From the beginning, 20th Century-Fox studio head Darryl F. Zanuck was not a fan of the film. He gave it a low $630,000 budget, believing it too corny to succeed. It was marketed as a comedy-drama and released in the summer of 1947; the thinking was that films did better at the box office in summertime, so its Christmas angle was downplayed. Then the film received a “morally objectionable” rating from the powerful Catholic Legion of Decency, which deemed that certain subjects — homosexuality, abortion, and divorce — were considered taboo in motion pictures. The movie was also ahead of its time in terms of feminism, because its lead character was a female corporate executive.

SKEPTICISM NOT ALLOWED

The studio executives were surprised when the movie was declared “the freshest little picture in a long time” by The New York Times’ Bosley Crowther, and it won three Oscars, including best actor in a supporting role for Edmund Gwenn, who played Kris Kringle. When Gwenn received the award, he said, “Now I know there’s a Santa Claus.” Valentine Davies won for best writing, original story; Davies had dreamed up the story while shopping amid holiday department-store chaos for a present for his wife and wondering how Santa would view the rampant commercialization. The best writing, screenplay award went to director George Seaton. 

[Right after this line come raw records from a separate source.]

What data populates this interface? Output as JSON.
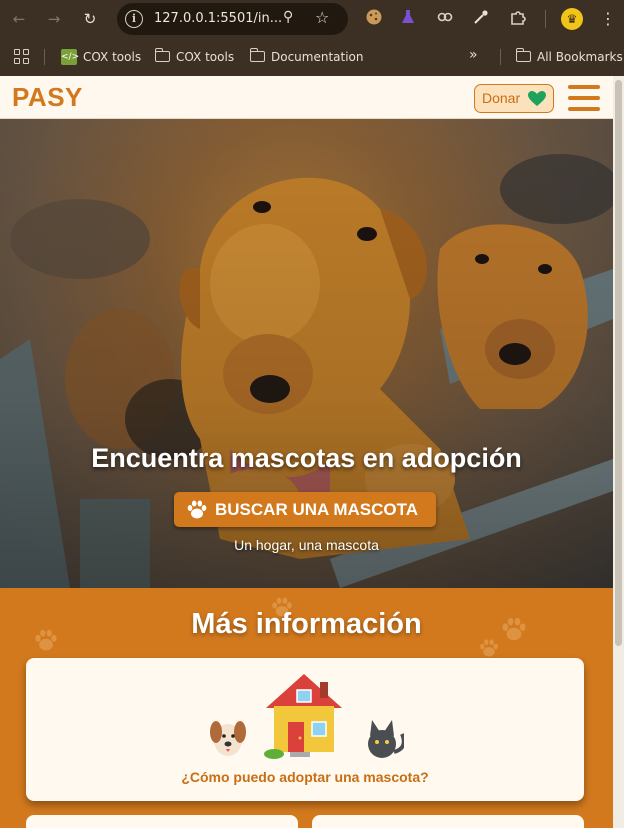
{
  "browser": {
    "url": "127.0.0.1:5501/in...",
    "bookmarks": [
      {
        "label": "COX tools",
        "icon": "code-icon"
      },
      {
        "label": "COX tools",
        "icon": "folder-icon"
      },
      {
        "label": "Documentation",
        "icon": "folder-icon"
      }
    ],
    "all_bookmarks_label": "All Bookmarks"
  },
  "header": {
    "logo": "PASY",
    "donate_label": "Donar"
  },
  "hero": {
    "title": "Encuentra mascotas en adopción",
    "button_label": "BUSCAR UNA MASCOTA",
    "subtitle": "Un hogar, una mascota"
  },
  "info": {
    "title": "Más información",
    "card_title": "¿Cómo puedo adoptar una mascota?"
  },
  "colors": {
    "brand": "#d2791e",
    "header_bg": "#fff8ee",
    "heart": "#1fa35c",
    "card_bg": "#fff9ef"
  }
}
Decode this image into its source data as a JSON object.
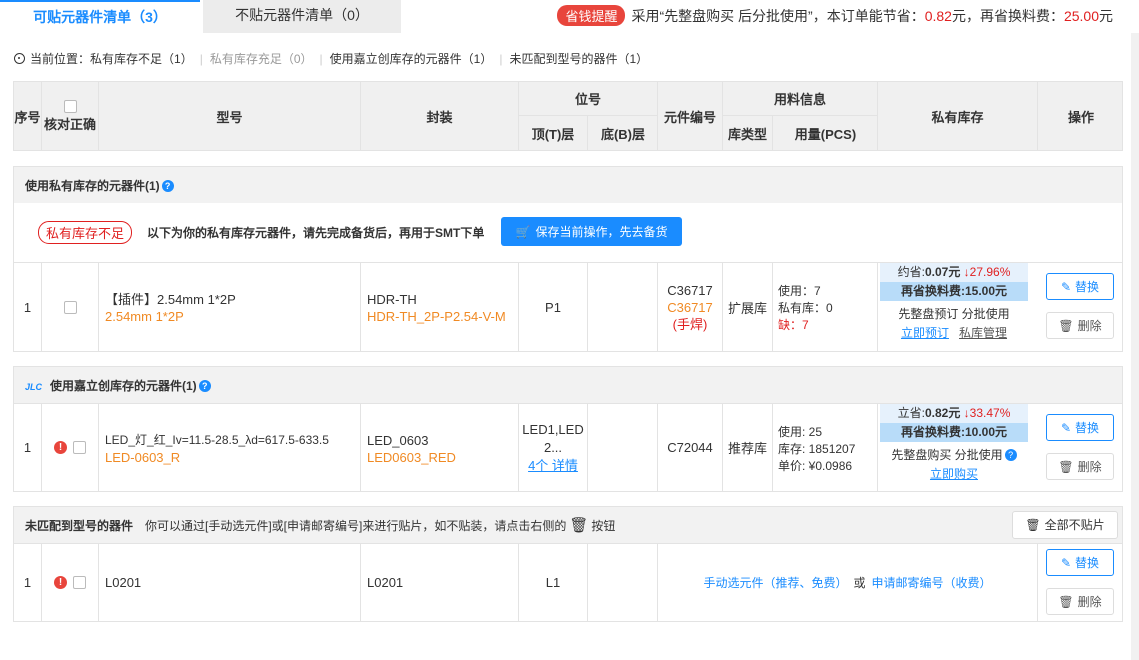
{
  "tabs": {
    "smt": "可贴元器件清单（3）",
    "non_smt": "不贴元器件清单（0）"
  },
  "tip": {
    "badge": "省钱提醒",
    "text1": "采用“先整盘购买 后分批使用”，本订单能节省：",
    "saving": "0.82",
    "unit1": "元，再省换料费：",
    "fee": "25.00",
    "unit2": "元"
  },
  "breadcrumb": {
    "label": "当前位置：",
    "items": [
      "私有库存不足（1）",
      "私有库存充足（0）",
      "使用嘉立创库存的元器件（1）",
      "未匹配到型号的器件（1）"
    ]
  },
  "header": {
    "no": "序号",
    "verify": "核对正确",
    "model": "型号",
    "package": "封装",
    "position": "位号",
    "top": "顶(T)层",
    "bottom": "底(B)层",
    "part_no": "元件编号",
    "material": "用料信息",
    "lib_type": "库类型",
    "qty": "用量(PCS)",
    "private_stock": "私有库存",
    "ops": "操作"
  },
  "sections": {
    "private": {
      "title": "使用私有库存的元器件(1)",
      "badge": "私有库存不足",
      "desc": "以下为你的私有库存元器件，请先完成备货后，再用于SMT下单",
      "button": "保存当前操作，先去备货"
    },
    "jlc": {
      "title": "使用嘉立创库存的元器件(1)",
      "logo": "JLC"
    },
    "unmatched": {
      "title": "未匹配到型号的器件",
      "desc": "你可以通过[手动选元件]或[申请邮寄编号]来进行贴片，如不贴装，请点击右侧的",
      "desc2": "按钮",
      "button": "全部不贴片"
    }
  },
  "rows": [
    {
      "no": "1",
      "model": "【插件】2.54mm 1*2P",
      "model_sub": "2.54mm 1*2P",
      "package": "HDR-TH",
      "package_sub": "HDR-TH_2P-P2.54-V-M",
      "top": "P1",
      "part_no": "C36717",
      "part_sub": "C36717",
      "part_note": "(手焊)",
      "lib": "扩展库",
      "use": "使用：7",
      "private": "私有库：0",
      "short": "缺：7",
      "save": "约省:",
      "save_val": "0.07元",
      "pct": "↓27.96%",
      "fee": "再省换料费:15.00元",
      "opt": "先整盘预订 分批使用",
      "link1": "立即预订",
      "link2": "私库管理",
      "replace": "替换",
      "delete": "删除"
    },
    {
      "no": "1",
      "model": "LED_灯_红_Iv=11.5-28.5_λd=617.5-633.5",
      "model_sub": "LED-0603_R",
      "package": "LED_0603",
      "package_sub": "LED0603_RED",
      "top": "LED1,LED 2...",
      "top_link": "4个 详情",
      "part_no": "C72044",
      "lib": "推荐库",
      "use": "使用:  25",
      "stock": "库存:  1851207",
      "price": "单价:  ¥0.0986",
      "save": "立省:",
      "save_val": "0.82元",
      "pct": "↓33.47%",
      "fee": "再省换料费:10.00元",
      "opt": "先整盘购买 分批使用",
      "link1": "立即购买",
      "replace": "替换",
      "delete": "删除"
    },
    {
      "no": "1",
      "model": "L0201",
      "package": "L0201",
      "top": "L1",
      "manual": "手动选元件（推荐、免费）",
      "or": "或",
      "apply": "申请邮寄编号（收费）",
      "replace": "替换",
      "delete": "删除"
    }
  ]
}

The movie was also nominated for numerous other awards and went on to earn $17.32 million (unadjusted for inflation). Lux Radio Theater broadcast an adaptation just before Christmas of 1947 which starred the original cast; since then, the film has spawned several sequels. A musical version plays at the Argyle Theatre in Babylon Village through December 29.    

Ever since the original film’s release 70-odd years ago, people have flocked to the northwest corner of Port Washington’s Essex Court in Upper Port to take selfies and group photos. One of the home’s owners, Orrie Frutkin, told the New York Post, “We’re happy to see people’s eyes light up when we tell them it’s the house in Miracle on 34th Street, but to us, it’s just a cozy, comfortable place to live.” 

Actress O’Hara wrote in her autobiography that the film endured “because of the special relationship of the cast and crew, the uplifting story, and its message of hope and love, which steals hearts all over the world every year.”

Perhaps the reason for the film’s universal appeal was best summed up onscreen by actor John Payne, who portrays the lawyer at the sanity hearing for Kris Kringle: “It’s not just Kris that’s on trial, it’s everything he stands for. It’s kindness and joy and love and all the other intangibles.”